Tino Kamal’s ‘Switch’ Review: New Ways of Facing Change
What does it mean to shapeshift? For UK genre-anarchist Tino Kamal, it’s less a party trick and more a survival instinct. Switch, his new six-track EP, is a work of constant motion—furious, fractured, and deeply felt. At its core, it’s a document of instability, but not in the way that suggests weakness. If anything, Tino Kamal’s volatility is his strength.
From the opening track “Rodeo Ranger,” Tino Kamal throws himself into chaos, his voice snarling over warped club beats and splintering percussion. The track sounds like it was built for a strobe-lit boxing ring—designed to rattle your ribcage and dare you to keep up. But Switch isn’t just about brute force.
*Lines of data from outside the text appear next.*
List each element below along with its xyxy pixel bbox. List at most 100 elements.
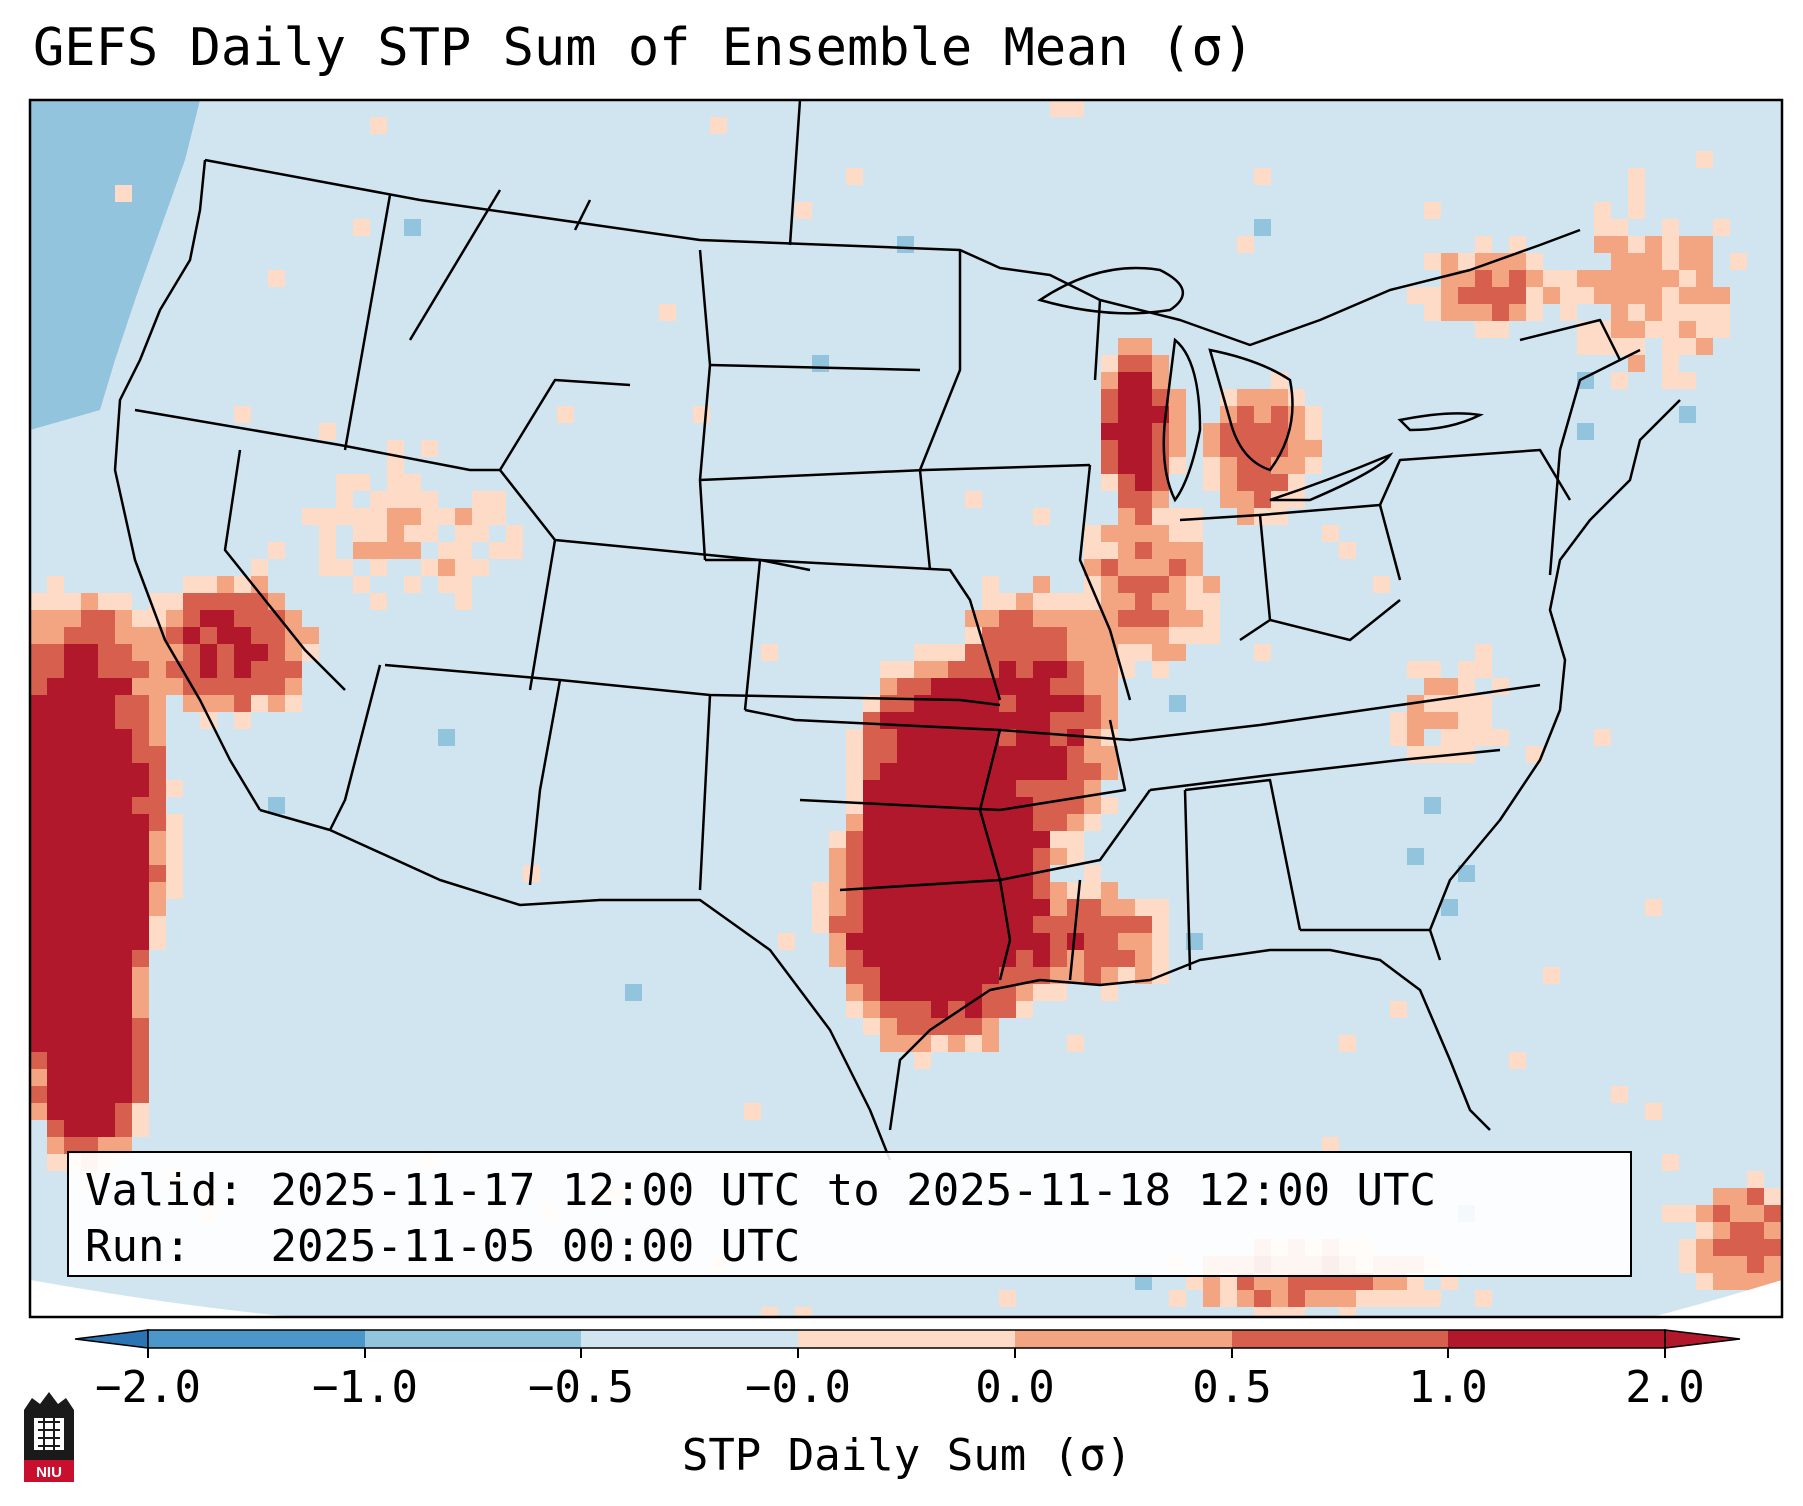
stp-cell xyxy=(1152,576,1169,593)
stp-cell xyxy=(1509,304,1526,321)
stp-cell xyxy=(1628,304,1645,321)
stp-cell xyxy=(1067,661,1084,678)
stp-cell xyxy=(948,746,965,763)
stp-cell xyxy=(1577,423,1594,440)
stp-cell xyxy=(914,1018,931,1035)
stp-cell xyxy=(1135,457,1152,474)
stp-cell xyxy=(1305,423,1322,440)
colorbar-tick-label: 0.5 xyxy=(1192,1362,1272,1413)
stp-cell xyxy=(98,1086,115,1103)
stp-cell xyxy=(1067,712,1084,729)
stp-cell xyxy=(1186,627,1203,644)
stp-cell xyxy=(897,780,914,797)
stp-cell xyxy=(47,1137,64,1154)
stp-cell xyxy=(1509,253,1526,270)
stp-cell xyxy=(115,950,132,967)
stp-cell xyxy=(846,865,863,882)
stp-cell xyxy=(1050,916,1067,933)
stp-cell xyxy=(30,882,47,899)
stp-cell xyxy=(1203,423,1220,440)
stp-cell xyxy=(1237,457,1254,474)
stp-cell xyxy=(1033,695,1050,712)
stp-cell xyxy=(64,831,81,848)
stp-cell xyxy=(217,644,234,661)
stp-cell xyxy=(931,678,948,695)
stp-cell xyxy=(1271,1307,1288,1317)
stp-cell xyxy=(1033,746,1050,763)
stp-cell xyxy=(1016,831,1033,848)
stp-cell xyxy=(1033,882,1050,899)
stp-cell xyxy=(132,746,149,763)
stp-cell xyxy=(1169,610,1186,627)
stp-cell xyxy=(1730,1273,1747,1290)
stp-cell xyxy=(1390,1273,1407,1290)
stp-cell xyxy=(64,627,81,644)
stp-cell xyxy=(761,644,778,661)
stp-cell xyxy=(1067,729,1084,746)
stp-cell xyxy=(863,797,880,814)
stp-cell xyxy=(1662,287,1679,304)
stp-cell xyxy=(200,576,217,593)
stp-cell xyxy=(47,661,64,678)
stp-cell xyxy=(64,865,81,882)
stp-cell xyxy=(1101,389,1118,406)
stp-cell xyxy=(81,763,98,780)
stp-cell xyxy=(234,576,251,593)
stp-cell xyxy=(1135,508,1152,525)
stp-cell xyxy=(1118,508,1135,525)
stp-cell xyxy=(1169,1290,1186,1307)
stp-cell xyxy=(1322,1290,1339,1307)
colorbar-tick-label: 2.0 xyxy=(1625,1362,1705,1413)
stp-cell xyxy=(965,1035,982,1052)
stp-cell xyxy=(353,474,370,491)
stp-cell xyxy=(1135,440,1152,457)
stp-cell xyxy=(1118,593,1135,610)
valid-label: Valid: xyxy=(85,1165,244,1216)
stp-cell xyxy=(1067,100,1084,117)
stp-cell xyxy=(982,865,999,882)
stp-cell xyxy=(1135,950,1152,967)
stp-cell xyxy=(132,933,149,950)
stp-cell xyxy=(1713,287,1730,304)
stp-cell xyxy=(455,508,472,525)
stp-cell xyxy=(1764,1188,1781,1205)
stp-cell xyxy=(1424,797,1441,814)
stp-cell xyxy=(1135,372,1152,389)
stp-cell xyxy=(965,967,982,984)
stp-cell xyxy=(1186,576,1203,593)
stp-cell xyxy=(880,899,897,916)
stp-cell xyxy=(64,814,81,831)
stp-cell xyxy=(30,746,47,763)
stp-cell xyxy=(1611,304,1628,321)
stp-cell xyxy=(455,559,472,576)
stp-cell xyxy=(1441,304,1458,321)
stp-cell xyxy=(965,780,982,797)
stp-cell xyxy=(64,644,81,661)
stp-cell xyxy=(1356,1273,1373,1290)
stp-cell xyxy=(149,661,166,678)
stp-cell xyxy=(1067,831,1084,848)
stp-cell xyxy=(1033,661,1050,678)
stp-cell xyxy=(30,763,47,780)
stp-cell xyxy=(1254,1290,1271,1307)
stp-cell xyxy=(149,644,166,661)
stp-cell xyxy=(1662,338,1679,355)
stp-cell xyxy=(268,270,285,287)
stp-cell xyxy=(1016,899,1033,916)
stp-cell xyxy=(64,916,81,933)
stp-cell xyxy=(880,763,897,780)
stp-cell xyxy=(336,491,353,508)
stp-cell xyxy=(1577,338,1594,355)
stp-cell xyxy=(1679,304,1696,321)
stp-cell xyxy=(1033,593,1050,610)
stp-cell xyxy=(1033,899,1050,916)
stp-cell xyxy=(1169,457,1186,474)
stp-cell xyxy=(1067,1035,1084,1052)
stp-cell xyxy=(30,1069,47,1086)
stp-cell xyxy=(1084,644,1101,661)
stp-cell xyxy=(1526,746,1543,763)
stp-cell xyxy=(1237,406,1254,423)
stp-cell xyxy=(1016,865,1033,882)
stp-cell xyxy=(914,1035,931,1052)
stp-cell xyxy=(47,746,64,763)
It’s also about clarity, and the way Kamal threads these contradictions is what gives the EP its disorienting power.
Much of Switch feels like it’s been carved out of instinct rather than theory. “Curry Goat Riddim,” a nod to both Kamal’s heritage and his refusal to be defined by any single identity, carries the weight of cultural pride without once pandering. His flow stutters and swells like a heartbeat under pressure, anchored by production that flirts with dancehall, grime, and a kind of industrial funk.
Then there’s “24365,” a simmering cut about burnout and ambition in equal measure. Kamal raps like he’s got nowhere left to be but everywhere to go, making space for self-doubt in between declarations of dominance. “Girl Better Know” pivots again—equal parts love letter and resignation. It’s tender, sure, but the tenderness comes coated in barbed wire.
The most fascinating moment, though, is “Gangsters Drag,” a track that doesn’t just challenge gender norms but scrambles the very idea of performance itself. It’s not an anthem, nor a lecture—it’s something closer to a reckoning. Kamal doesn’t offer solutions here, just questions spoken through grit teeth and lip gloss.
If Where the Wild Things Are was Kamal’s coming-of-age record, Switch is the sound of rejecting the pressure to become anyone other than who he is in the moment. It’s messy, urgent, and—true to its name—always ready to become something else the second you think you’ve figured it out.